Saya pernah membaca sejarah, entah di buku Api Sejarah ini ada atau tidak, bahwa Pancasila adalah buatan orang macam-macam, tapi yang pokok yang saya tahu itu dari Soekarno. Dia menggali dari seorang pengarang dari zaman Majapahit. Pancasila sudah ada zaman Majapahit. Jadi konsepnya Pak Karno itu bukan “Ketuhahan yang Maha Esa” tapi “Peri Ketuhanan”, “Peri Kemanusiaan”, “Peri Keadilan”, dst. Hanya “Pri Ketuhanan”, yakni maksudnya bangsa Indonesia itu punya tuhan, tapi yang dari Hindu Budha ketuhanan aslinya yang punya tuhan, entah itu Allah Ta’ala atau yang lainnya.
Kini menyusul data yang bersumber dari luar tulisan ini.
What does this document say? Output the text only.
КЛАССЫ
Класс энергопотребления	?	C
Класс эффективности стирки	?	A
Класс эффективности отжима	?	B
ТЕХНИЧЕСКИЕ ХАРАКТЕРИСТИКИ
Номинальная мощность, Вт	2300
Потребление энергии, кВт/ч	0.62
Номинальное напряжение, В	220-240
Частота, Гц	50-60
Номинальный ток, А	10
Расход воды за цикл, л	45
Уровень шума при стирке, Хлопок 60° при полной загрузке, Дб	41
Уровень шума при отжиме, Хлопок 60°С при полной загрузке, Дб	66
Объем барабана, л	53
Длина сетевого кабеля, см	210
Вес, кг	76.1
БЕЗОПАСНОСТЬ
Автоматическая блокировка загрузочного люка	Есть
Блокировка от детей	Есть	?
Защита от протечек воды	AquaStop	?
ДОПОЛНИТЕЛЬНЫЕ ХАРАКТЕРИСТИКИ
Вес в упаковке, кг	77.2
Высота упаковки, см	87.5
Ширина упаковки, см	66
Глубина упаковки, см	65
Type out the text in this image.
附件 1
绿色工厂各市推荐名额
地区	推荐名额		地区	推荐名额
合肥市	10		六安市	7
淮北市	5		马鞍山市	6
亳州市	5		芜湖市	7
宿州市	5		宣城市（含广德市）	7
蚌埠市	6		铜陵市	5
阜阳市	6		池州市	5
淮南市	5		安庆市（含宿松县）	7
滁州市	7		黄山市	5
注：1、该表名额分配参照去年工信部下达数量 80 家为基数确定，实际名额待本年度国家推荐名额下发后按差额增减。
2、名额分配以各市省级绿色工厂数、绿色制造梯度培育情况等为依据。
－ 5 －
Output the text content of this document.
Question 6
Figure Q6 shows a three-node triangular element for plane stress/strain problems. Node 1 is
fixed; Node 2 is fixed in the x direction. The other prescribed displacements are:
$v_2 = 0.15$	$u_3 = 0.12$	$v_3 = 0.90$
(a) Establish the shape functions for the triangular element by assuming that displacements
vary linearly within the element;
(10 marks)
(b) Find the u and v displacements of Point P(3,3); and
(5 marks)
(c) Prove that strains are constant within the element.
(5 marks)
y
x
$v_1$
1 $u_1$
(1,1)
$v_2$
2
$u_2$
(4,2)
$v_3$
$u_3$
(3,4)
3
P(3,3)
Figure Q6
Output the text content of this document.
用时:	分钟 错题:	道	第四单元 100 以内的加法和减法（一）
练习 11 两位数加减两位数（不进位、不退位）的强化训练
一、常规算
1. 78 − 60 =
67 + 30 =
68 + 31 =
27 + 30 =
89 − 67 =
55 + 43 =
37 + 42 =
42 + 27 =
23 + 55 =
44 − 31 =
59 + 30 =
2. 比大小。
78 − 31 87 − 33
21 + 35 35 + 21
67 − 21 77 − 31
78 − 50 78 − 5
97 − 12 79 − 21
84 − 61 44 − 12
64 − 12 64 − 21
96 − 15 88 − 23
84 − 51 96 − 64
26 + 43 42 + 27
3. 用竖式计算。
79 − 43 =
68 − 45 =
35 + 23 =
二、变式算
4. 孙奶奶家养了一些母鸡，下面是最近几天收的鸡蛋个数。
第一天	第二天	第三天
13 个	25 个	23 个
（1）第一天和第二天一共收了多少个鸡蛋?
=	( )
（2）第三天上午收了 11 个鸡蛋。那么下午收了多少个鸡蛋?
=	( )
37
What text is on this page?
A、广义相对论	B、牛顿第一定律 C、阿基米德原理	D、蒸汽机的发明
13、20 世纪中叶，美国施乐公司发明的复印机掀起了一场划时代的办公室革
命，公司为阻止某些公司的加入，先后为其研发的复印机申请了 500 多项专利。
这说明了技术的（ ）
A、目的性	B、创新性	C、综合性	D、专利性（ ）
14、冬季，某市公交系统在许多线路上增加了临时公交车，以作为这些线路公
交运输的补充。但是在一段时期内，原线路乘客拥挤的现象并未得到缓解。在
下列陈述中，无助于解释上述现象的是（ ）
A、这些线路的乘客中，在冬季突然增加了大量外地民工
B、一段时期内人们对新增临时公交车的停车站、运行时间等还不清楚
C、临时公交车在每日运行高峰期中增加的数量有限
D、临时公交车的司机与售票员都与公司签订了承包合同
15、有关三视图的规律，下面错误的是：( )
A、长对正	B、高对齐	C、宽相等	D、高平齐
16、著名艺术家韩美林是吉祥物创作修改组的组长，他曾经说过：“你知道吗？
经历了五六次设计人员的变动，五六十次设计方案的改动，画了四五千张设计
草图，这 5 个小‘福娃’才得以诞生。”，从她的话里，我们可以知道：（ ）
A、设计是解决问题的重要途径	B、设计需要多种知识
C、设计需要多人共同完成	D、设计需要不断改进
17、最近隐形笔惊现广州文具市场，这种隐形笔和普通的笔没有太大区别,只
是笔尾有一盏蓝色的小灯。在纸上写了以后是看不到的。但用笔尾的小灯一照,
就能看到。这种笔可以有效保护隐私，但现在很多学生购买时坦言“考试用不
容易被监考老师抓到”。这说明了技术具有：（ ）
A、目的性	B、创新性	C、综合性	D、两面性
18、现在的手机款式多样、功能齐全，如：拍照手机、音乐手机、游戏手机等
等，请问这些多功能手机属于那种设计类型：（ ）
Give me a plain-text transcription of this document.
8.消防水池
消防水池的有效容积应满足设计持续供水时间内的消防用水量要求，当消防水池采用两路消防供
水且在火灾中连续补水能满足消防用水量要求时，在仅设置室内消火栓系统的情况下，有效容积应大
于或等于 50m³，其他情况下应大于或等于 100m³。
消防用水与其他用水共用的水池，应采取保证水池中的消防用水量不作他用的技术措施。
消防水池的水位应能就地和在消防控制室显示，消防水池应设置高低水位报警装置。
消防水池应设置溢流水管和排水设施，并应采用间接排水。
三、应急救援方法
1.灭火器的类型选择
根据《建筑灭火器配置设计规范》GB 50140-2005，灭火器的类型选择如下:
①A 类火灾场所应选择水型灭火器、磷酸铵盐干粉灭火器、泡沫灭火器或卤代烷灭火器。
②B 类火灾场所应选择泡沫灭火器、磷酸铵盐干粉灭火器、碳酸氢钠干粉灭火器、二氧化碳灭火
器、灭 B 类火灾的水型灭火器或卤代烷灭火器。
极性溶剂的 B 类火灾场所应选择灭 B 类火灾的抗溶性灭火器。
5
Yang penting ada tuhannya. Dan memang tuhan terbesar itu Allah. Sang Hyang Widhi dalam bahasa mereka. Jadi asalnya hanya “Pri Ketuhanan”, lalu oleh Mr. Muhammad Roem ditambah “Yang Maha Esa” yang bermakna tauhid. Andaikan tidak ada Mr. Roem maka mungkin hanya “Pri Ketuhanan” atau “Ketuhanan”, belum sampai tauhid. Dia asalnya dari Pekalongan, dan Pekalongan itu terkenal kota santri.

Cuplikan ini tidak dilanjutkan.